During this pandemic year, those working in all our emergency services have being exposed to some of the greatest challenges faced by their respective professions in living memory.
For some, the intensity of this experience can lead to a type of mental health injury more classically associated with those serving in the Armed Forces during a time of conflict.
This injury is known as post-traumatic stress disorder (PTSD) and research from a number of countries suggests that the condition may be experienced by about a third of military veterans. However, during the Covid pandemic, it is now becoming apparent that those working in the emergency services may be just as much at risk.
PTSD occurs when the brain is unable to process the memories and emotions linked to either a single traumatic event, or a number of events. As a result, symptoms of anxiety, nightmares and flashbacks occur frequently and can be triggered by, for example, a car backfiring or a crowded supermarket.
In some cases, the mental injury results in an almost continuously heightened emotional state which interferes with every aspect of life, relationships and work.
Now that this debilitating problem is better recognised, more treatment is on offer and a variety of trauma-focused cognitive therapies and medications can prove very helpful. However, for a significant minority, PTSD can become a permanent disability.
Thankfully, for veterans suffering with persistent PTSD, a charity working in West Sussex has established a unique but evidence-based approach to help. This is the PTSD Assistance Dogs programme provided by Service Dogs UK.

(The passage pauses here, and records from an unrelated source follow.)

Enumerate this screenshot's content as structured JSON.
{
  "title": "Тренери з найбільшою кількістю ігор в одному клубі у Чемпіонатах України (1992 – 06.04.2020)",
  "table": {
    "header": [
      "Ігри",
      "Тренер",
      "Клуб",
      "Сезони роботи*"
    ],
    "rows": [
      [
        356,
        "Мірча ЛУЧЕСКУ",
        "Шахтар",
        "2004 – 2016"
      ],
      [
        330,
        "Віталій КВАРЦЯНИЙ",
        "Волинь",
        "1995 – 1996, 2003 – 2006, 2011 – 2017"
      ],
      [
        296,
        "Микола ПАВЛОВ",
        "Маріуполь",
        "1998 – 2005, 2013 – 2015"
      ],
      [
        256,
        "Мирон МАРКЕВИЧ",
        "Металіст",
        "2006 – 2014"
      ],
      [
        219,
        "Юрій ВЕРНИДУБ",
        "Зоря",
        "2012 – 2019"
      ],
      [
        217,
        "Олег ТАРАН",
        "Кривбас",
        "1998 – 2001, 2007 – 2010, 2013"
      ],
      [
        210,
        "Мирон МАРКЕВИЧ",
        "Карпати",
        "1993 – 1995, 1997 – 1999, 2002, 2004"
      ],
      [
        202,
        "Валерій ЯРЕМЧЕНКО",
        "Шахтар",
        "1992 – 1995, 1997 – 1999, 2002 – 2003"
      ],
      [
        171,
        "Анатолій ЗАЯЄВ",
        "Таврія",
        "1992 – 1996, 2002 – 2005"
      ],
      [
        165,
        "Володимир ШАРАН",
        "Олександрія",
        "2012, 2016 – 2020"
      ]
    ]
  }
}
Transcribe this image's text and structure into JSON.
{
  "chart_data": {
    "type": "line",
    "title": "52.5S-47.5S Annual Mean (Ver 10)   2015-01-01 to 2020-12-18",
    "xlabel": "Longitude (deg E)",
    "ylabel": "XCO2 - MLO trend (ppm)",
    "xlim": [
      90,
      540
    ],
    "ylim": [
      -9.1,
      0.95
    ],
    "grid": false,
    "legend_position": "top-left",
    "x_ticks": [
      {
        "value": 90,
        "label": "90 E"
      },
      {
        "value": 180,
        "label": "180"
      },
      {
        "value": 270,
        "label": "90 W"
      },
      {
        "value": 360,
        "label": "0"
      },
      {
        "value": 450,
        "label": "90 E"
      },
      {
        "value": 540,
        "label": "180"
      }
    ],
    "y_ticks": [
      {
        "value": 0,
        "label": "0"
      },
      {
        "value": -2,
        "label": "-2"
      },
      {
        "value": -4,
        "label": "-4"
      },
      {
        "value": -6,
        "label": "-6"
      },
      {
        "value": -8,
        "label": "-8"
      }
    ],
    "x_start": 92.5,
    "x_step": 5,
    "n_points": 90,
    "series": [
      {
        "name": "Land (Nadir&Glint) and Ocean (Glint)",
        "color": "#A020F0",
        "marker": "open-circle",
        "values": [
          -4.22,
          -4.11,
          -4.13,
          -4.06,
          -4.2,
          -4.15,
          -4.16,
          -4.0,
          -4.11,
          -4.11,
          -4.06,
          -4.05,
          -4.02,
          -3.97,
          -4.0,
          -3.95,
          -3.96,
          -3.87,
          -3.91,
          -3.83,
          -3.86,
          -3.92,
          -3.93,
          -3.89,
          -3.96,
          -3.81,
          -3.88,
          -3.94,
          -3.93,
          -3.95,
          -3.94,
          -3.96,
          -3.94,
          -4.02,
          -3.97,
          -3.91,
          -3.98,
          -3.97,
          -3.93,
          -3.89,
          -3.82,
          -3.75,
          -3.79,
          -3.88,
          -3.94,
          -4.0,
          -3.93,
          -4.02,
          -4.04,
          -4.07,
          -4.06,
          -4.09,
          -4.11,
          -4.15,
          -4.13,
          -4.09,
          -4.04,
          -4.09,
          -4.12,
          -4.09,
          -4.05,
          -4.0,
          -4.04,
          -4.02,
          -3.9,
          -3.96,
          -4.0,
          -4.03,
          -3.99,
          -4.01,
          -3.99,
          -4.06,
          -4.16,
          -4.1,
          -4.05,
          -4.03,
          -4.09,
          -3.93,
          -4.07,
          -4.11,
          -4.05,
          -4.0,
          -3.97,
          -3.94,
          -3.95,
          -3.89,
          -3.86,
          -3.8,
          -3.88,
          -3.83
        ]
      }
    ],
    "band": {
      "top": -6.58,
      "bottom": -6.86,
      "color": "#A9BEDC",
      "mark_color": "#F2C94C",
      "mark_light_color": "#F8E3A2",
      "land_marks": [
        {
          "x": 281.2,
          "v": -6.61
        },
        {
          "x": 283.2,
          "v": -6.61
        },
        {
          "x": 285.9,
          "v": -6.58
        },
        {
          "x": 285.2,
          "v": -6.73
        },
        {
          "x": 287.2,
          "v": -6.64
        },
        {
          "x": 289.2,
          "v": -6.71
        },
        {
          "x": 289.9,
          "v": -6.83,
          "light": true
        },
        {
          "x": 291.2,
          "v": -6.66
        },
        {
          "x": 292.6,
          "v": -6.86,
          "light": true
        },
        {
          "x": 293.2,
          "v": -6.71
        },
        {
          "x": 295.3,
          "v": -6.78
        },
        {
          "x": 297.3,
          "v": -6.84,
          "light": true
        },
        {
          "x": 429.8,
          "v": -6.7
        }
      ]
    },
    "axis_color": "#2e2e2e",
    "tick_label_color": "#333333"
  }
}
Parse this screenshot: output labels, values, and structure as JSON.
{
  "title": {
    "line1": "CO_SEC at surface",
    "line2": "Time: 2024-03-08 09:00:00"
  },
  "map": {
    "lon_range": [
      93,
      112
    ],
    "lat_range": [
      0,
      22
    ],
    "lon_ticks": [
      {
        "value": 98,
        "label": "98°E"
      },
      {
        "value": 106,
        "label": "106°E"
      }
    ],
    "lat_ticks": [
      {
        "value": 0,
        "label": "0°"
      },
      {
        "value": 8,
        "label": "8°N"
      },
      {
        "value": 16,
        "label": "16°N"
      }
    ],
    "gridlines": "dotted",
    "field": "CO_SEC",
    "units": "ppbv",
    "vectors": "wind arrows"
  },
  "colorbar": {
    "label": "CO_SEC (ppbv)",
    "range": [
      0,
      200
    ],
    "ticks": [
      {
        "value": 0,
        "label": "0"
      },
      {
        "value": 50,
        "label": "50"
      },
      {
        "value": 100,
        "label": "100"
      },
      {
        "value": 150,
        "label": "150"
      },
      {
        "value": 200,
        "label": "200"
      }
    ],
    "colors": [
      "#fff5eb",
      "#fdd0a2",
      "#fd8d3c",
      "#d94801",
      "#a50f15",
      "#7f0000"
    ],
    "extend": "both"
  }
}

At a recent Zoom call with Garry Botterill, the charity’s operations director, he explained to me how the service, which has its main training centre near Petworth, is able to make such a difference to both the veterans and the dogs.
Service Dogs UK takes dogs from ‘rescue’ and partners them with veterans from the Armed Forces and emergency services where they train as a team for nine months. Together, they help each other to achieve and believe in themselves as they become successfully accredited assistance dog partnership teams.
Each veteran trains their dog under the expert guidance of the Service Dogs UK training team, who are always on hand to help with every aspect of dog training, welfare and ongoing support throughout the lifetime of the partnership.
Garry, who is a serving Police Sergeant, completed a Winston Churchill Travelling Fellowship in the United States and the Netherlands, where he researched the best programmes that provide specially-trained dogs to veterans who have PTSD.
As a result, the assistance dogs are trained to the highest level, so that they can perform all the usual assistance dog tasks, but also wake Veterans from nightmares, interrupt flashbacks or disassociation, fetch medications, provide positional support and take their Veteran to an exit when they feel overwhelmed.
Once the formal assessment of the training has been passed, the partnership is free to enjoy access to public places at all times.
Those veterans who have completed the programme are enthusiastic supporters of the charity. They know first-hand the power of bonding with their assistance dog, the joy of the companionship and the transforming benefit their new friend brings to their PTSD.
One veteran said: “My assistance dog has given me back my life.”
But the benefit works both ways, with the dog also enjoying a rewarding role in a new home.
No wonder the charity describes its work as ‘changing lives, two at a time’!”